Practical security controls, current trust disclosures, and no trust theater.

Encrypted transport

Traffic to Corral is served over HTTPS with TLS, and HSTS is enabled so browsers continue to prefer secure connections after the first visit.

Encryption at rest

Database and disk storage are encrypted at rest by the hosting and database providers. Key management is handled at the infrastructure layer.

Default-deny perimeter

Production hosts use a default-deny firewall posture and expose only the network access required to operate the service.

Hardened administrative access

Interactive root SSH access is disabled, and repeated SSH abuse is blocked automatically to reduce the chance of successful credential guessing.

Minimal exposed surface

We keep the public surface area narrow by binding app services to loopback and stripping unnecessary service metadata at the proxy.

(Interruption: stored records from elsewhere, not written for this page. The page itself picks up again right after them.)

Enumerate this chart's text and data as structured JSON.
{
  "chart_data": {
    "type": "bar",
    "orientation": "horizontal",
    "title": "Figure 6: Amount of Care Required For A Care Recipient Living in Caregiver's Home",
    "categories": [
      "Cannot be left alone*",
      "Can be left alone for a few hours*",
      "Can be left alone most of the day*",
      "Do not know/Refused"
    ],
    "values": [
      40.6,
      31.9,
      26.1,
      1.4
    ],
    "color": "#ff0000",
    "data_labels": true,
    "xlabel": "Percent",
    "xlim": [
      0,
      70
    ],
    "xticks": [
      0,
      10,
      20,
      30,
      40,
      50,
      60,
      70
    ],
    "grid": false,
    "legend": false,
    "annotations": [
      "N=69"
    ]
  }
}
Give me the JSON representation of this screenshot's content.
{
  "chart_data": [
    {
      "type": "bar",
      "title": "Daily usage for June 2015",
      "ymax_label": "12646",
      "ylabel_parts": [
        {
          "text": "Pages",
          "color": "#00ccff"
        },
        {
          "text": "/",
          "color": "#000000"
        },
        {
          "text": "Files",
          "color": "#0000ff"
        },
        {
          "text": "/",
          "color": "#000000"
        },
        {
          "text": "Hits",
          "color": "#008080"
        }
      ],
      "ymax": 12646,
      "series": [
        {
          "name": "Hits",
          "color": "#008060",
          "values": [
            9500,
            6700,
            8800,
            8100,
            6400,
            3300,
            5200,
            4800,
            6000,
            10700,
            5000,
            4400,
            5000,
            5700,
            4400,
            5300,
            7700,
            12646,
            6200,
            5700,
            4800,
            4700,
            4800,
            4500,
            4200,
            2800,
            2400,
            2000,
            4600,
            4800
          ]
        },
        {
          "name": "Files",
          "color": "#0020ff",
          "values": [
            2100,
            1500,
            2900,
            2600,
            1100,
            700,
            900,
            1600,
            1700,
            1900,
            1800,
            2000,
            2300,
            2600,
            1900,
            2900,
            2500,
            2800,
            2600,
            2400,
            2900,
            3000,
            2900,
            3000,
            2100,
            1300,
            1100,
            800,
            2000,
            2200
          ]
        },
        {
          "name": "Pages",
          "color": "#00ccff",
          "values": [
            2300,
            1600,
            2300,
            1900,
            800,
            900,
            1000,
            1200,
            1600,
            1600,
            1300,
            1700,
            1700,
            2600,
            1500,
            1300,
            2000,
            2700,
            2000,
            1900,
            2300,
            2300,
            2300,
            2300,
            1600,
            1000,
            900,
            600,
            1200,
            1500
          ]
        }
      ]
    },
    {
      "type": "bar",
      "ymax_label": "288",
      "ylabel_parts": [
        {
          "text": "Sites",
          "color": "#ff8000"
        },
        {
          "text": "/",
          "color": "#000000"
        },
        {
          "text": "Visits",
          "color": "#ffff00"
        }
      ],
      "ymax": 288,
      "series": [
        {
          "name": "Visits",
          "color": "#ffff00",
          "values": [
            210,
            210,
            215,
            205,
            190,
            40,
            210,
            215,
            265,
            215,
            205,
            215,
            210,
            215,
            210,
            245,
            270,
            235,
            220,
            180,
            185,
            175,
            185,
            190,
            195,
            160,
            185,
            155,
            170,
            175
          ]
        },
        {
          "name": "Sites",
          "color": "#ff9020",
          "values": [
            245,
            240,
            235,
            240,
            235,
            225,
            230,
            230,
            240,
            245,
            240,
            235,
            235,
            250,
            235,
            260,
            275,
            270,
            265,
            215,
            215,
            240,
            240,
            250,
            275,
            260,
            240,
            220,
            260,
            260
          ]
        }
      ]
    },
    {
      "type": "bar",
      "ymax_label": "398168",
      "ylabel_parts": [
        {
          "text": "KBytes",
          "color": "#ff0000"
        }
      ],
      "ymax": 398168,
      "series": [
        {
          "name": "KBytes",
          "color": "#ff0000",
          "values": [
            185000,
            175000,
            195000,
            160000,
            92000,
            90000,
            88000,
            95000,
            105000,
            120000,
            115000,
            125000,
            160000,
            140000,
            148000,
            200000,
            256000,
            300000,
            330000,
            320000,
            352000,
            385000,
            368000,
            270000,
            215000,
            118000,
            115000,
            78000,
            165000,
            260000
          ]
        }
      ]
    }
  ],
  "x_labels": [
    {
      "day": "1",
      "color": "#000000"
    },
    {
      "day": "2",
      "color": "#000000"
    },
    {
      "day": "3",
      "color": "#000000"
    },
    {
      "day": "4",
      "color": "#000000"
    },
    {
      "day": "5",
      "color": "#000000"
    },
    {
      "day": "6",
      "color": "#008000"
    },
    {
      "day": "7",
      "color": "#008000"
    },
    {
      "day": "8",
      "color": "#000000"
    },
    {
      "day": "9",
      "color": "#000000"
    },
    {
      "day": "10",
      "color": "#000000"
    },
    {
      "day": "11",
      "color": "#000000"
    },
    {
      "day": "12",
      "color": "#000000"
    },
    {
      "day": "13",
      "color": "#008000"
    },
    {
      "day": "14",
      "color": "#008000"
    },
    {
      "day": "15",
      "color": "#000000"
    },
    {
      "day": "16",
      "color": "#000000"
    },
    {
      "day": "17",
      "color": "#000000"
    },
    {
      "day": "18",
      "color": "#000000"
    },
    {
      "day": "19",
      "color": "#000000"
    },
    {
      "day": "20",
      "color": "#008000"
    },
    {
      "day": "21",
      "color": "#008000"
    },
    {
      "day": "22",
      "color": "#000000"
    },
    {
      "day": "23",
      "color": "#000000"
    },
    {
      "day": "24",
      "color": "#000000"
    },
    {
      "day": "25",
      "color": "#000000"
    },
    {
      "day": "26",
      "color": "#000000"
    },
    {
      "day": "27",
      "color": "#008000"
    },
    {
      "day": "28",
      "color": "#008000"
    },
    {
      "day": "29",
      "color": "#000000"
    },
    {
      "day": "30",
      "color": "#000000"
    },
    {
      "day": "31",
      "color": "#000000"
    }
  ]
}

Rate-limited form endpoints

The public lead and contact form endpoints enforce per-IP request limits in the application layer to make repeated submission abuse less productive.

Security headers

Responses include a content security policy, frame-denial headers, MIME sniffing protection, strict referrer controls, and a restrictive permissions policy.

Submission validation

Public forms use honeypot fields, required-field checks, and basic email validation before data is accepted.

Escaped notification rendering

Form content is HTML-escaped before it is rendered in notification emails, so submitted content is handled as data rather than rendered markup.

Low-fingerprint responses

We disable framework-identifying headers such as X-Powered-By, and the public lead and contact endpoints keep server error responses intentionally minimal.

Structured operational records

Lead and contact workflows use structured database operations rather than ad hoc SQL in request handlers.

First-party analytics path

Browser-side analytics use a first-party /ingest path, while server-side events use PostHog's configured backend host.

Current geographic posture

Corral does not currently target EU users, and the current analytics configuration points at PostHog's US service.

Least-privilege operator access

Production server access is limited to a single named operator account. The application runs under a dedicated unprivileged user with no interactive login.

No shared credentials

Each operator authenticates with individual SSH keys. There are no shared passwords or group accounts for production access.

Restricted data access

Operator access to customer data is limited and restricted to operational or security needs.

Key-only authentication

Password-based SSH authentication is disabled. Access requires a pre-authorized key pair, and repeated failed attempts are blocked automatically.

Detection

We monitor service health, error rates, and access patterns. Unexpected behavior triggers investigation.

Response

Confirmed incidents are triaged by severity. Affected systems are isolated and remediated before restoring service.

Notification

If a security incident affects customer data, we notify affected customers within 72 hours of confirmation.

Used as the database for product data, including Hallucination Guard documents and related records.

Used for lead and contact workflow records through structured database operations.

Used to deliver operational email for lead and contact workflows initiated through Corral.

Used to process analytics events so we can understand traffic, page usage, and the performance of site calls to action.

Used to host corral-ai.app and the supporting systems that keep the site available.

SOC 2 Type II

Planned as the customer base and operational scope justify a formal assurance program. We do not claim SOC 2 certification today.

Third-party penetration testing

Planned as part of the next stage of external validation. Internal misuse-oriented testing informs controls today, but independent penetration testing is still on the roadmap.